Namun, saat perayaan Cap Go Meh, perayaan terakhir tahun baru atau 15 hari setelah tahun baru China, ada akses khusus yang disediakan panitia. Sebanyak enam kapal ponton sepanjang 200 meter disediakan sebagai jembatan sementara bagi pengunjung yang ingin datang ke Pulau Kemaro.
Begitu memasuki kawasan pulau, sekitar 3.000 lampion menghiasi tiap ruas jalan. Di kiri-kanan jalan juga tersedia warung kuliner yang dapat disinggahi pengunjung. Wayang orang Tionghoa juga digelar untuk memeriahkan acara.

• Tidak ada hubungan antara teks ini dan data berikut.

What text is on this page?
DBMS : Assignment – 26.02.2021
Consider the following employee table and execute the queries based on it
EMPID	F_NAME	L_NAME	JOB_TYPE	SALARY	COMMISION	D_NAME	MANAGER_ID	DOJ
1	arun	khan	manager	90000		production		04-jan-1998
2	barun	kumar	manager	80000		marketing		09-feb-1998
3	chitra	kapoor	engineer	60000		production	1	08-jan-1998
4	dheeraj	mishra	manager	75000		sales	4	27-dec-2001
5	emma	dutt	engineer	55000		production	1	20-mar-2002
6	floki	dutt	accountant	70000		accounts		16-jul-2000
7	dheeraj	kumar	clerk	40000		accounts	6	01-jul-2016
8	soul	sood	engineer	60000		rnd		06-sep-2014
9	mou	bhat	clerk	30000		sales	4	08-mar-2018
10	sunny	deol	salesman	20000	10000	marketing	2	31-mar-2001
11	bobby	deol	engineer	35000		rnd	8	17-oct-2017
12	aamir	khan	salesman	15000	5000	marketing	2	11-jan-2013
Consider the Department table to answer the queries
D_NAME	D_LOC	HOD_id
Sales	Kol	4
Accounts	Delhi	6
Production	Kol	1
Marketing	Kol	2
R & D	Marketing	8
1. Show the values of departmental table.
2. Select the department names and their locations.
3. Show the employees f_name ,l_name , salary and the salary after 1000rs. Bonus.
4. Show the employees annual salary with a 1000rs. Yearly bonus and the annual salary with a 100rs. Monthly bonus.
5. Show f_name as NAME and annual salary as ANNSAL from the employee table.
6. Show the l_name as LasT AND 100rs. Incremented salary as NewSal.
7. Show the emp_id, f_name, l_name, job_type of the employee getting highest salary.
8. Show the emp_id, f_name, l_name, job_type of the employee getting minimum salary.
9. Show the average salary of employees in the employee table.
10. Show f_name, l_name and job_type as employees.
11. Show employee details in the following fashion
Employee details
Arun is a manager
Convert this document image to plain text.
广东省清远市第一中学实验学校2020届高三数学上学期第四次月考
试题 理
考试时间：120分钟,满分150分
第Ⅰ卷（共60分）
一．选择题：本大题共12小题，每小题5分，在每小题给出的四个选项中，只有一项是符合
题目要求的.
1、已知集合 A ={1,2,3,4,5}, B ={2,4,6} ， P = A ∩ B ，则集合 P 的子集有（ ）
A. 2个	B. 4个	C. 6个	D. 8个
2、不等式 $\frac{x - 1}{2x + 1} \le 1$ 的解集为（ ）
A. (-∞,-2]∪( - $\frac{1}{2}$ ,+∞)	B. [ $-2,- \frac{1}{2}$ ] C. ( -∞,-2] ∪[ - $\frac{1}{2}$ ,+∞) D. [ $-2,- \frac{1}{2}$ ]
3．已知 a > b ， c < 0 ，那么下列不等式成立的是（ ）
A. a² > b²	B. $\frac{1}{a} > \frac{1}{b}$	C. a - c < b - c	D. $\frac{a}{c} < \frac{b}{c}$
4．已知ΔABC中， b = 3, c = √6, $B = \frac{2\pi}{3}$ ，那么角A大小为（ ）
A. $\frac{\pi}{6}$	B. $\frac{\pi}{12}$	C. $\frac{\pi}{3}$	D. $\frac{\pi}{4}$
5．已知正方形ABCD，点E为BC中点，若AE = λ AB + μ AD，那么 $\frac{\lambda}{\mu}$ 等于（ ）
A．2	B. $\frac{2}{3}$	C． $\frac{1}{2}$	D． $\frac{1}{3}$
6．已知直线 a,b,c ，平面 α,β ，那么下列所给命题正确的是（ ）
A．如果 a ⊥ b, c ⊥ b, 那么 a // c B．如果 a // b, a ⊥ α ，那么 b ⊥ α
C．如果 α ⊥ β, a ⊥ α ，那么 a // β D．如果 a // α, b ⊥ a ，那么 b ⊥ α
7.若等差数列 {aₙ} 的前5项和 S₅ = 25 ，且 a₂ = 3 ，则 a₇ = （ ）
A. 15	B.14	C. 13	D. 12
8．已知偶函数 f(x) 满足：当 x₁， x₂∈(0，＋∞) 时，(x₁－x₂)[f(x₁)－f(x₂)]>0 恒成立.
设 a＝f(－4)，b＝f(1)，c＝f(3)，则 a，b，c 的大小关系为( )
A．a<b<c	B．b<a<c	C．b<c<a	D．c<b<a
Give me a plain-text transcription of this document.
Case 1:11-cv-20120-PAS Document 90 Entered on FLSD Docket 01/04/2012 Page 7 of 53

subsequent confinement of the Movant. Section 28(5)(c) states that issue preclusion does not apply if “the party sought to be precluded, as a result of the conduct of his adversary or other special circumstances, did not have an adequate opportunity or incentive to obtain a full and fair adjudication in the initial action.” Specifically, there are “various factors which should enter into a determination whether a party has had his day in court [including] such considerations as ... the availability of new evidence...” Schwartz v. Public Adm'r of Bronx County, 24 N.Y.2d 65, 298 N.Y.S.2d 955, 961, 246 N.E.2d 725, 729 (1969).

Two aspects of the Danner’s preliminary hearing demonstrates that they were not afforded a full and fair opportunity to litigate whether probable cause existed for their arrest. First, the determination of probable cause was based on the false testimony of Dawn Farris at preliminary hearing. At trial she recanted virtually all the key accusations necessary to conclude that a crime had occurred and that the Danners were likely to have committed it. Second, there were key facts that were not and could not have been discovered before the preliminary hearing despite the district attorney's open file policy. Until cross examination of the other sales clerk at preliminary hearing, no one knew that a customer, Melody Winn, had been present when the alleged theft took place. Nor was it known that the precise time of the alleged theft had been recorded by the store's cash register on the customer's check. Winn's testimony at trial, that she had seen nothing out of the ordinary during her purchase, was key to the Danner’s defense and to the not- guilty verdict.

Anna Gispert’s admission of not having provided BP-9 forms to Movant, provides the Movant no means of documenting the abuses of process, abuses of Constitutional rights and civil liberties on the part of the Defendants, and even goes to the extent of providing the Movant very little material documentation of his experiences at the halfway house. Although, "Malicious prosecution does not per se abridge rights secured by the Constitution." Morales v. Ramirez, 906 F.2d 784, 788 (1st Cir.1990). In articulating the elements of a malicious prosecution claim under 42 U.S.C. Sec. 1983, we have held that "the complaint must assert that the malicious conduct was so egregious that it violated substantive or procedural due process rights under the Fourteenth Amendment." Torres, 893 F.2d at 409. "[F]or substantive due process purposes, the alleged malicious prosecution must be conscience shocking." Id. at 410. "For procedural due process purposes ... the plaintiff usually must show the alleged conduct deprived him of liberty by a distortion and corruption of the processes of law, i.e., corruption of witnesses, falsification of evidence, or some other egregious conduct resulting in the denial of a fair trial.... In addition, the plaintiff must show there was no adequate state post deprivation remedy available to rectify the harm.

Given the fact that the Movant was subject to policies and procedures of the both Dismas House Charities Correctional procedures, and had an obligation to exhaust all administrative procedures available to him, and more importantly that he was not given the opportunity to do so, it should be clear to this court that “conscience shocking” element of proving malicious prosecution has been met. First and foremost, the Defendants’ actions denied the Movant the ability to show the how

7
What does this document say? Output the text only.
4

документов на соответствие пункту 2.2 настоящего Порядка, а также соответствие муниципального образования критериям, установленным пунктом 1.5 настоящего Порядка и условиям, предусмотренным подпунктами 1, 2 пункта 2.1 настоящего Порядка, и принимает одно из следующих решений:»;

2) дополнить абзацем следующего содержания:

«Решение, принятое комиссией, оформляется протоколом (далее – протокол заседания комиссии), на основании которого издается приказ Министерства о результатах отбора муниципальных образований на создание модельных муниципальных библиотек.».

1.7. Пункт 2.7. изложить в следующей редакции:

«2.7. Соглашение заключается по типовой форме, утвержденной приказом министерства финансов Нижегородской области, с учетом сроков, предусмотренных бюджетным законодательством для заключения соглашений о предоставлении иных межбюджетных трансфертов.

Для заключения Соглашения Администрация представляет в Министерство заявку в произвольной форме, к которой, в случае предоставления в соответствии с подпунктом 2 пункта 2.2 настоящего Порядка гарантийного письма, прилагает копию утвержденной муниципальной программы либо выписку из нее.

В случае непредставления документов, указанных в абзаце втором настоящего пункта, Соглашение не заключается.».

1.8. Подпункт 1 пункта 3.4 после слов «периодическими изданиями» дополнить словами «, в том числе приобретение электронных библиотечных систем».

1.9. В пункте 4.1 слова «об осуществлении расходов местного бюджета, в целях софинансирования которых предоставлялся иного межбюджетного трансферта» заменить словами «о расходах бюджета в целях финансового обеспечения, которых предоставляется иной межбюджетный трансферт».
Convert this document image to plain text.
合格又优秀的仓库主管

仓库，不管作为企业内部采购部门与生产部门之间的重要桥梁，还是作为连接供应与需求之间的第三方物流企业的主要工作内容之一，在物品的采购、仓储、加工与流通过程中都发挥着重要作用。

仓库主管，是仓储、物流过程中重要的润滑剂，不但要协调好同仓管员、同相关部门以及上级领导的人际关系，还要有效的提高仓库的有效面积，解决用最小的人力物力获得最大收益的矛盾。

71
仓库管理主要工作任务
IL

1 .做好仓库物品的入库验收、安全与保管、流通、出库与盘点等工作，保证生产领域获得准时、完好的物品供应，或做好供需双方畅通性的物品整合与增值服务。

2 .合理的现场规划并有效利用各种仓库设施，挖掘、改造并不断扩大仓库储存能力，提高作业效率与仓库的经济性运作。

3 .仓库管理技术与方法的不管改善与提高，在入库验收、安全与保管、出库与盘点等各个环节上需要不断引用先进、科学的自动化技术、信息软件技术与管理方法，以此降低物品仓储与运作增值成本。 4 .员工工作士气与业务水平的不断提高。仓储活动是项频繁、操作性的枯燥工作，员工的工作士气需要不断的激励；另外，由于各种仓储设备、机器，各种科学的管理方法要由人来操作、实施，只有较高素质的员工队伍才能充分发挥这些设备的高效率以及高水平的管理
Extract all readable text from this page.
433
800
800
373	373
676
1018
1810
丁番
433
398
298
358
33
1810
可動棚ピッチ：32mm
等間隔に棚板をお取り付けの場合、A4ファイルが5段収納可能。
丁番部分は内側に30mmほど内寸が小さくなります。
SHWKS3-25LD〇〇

Namun, pusat perayaan berada di Kelenteng Hok Ceng Bio. Saat memasuki kelenteng, kepulan asap dari dupa menyeruak ke seluruh ruang rumah ibadah.
Pengunjung masuk keluar untuk berdoa sembari membawa dupanya. Pertunjukan barongsai juga beraksi di depan pintu masuk kelenteng.
Ada sebuah prosesi yang selalu dilakukan pengunjung setiap datang ke kelenteng saat Cap Go Meh, yakni meminta kembang yang telah didoakan di atas makam Siti Fatimah.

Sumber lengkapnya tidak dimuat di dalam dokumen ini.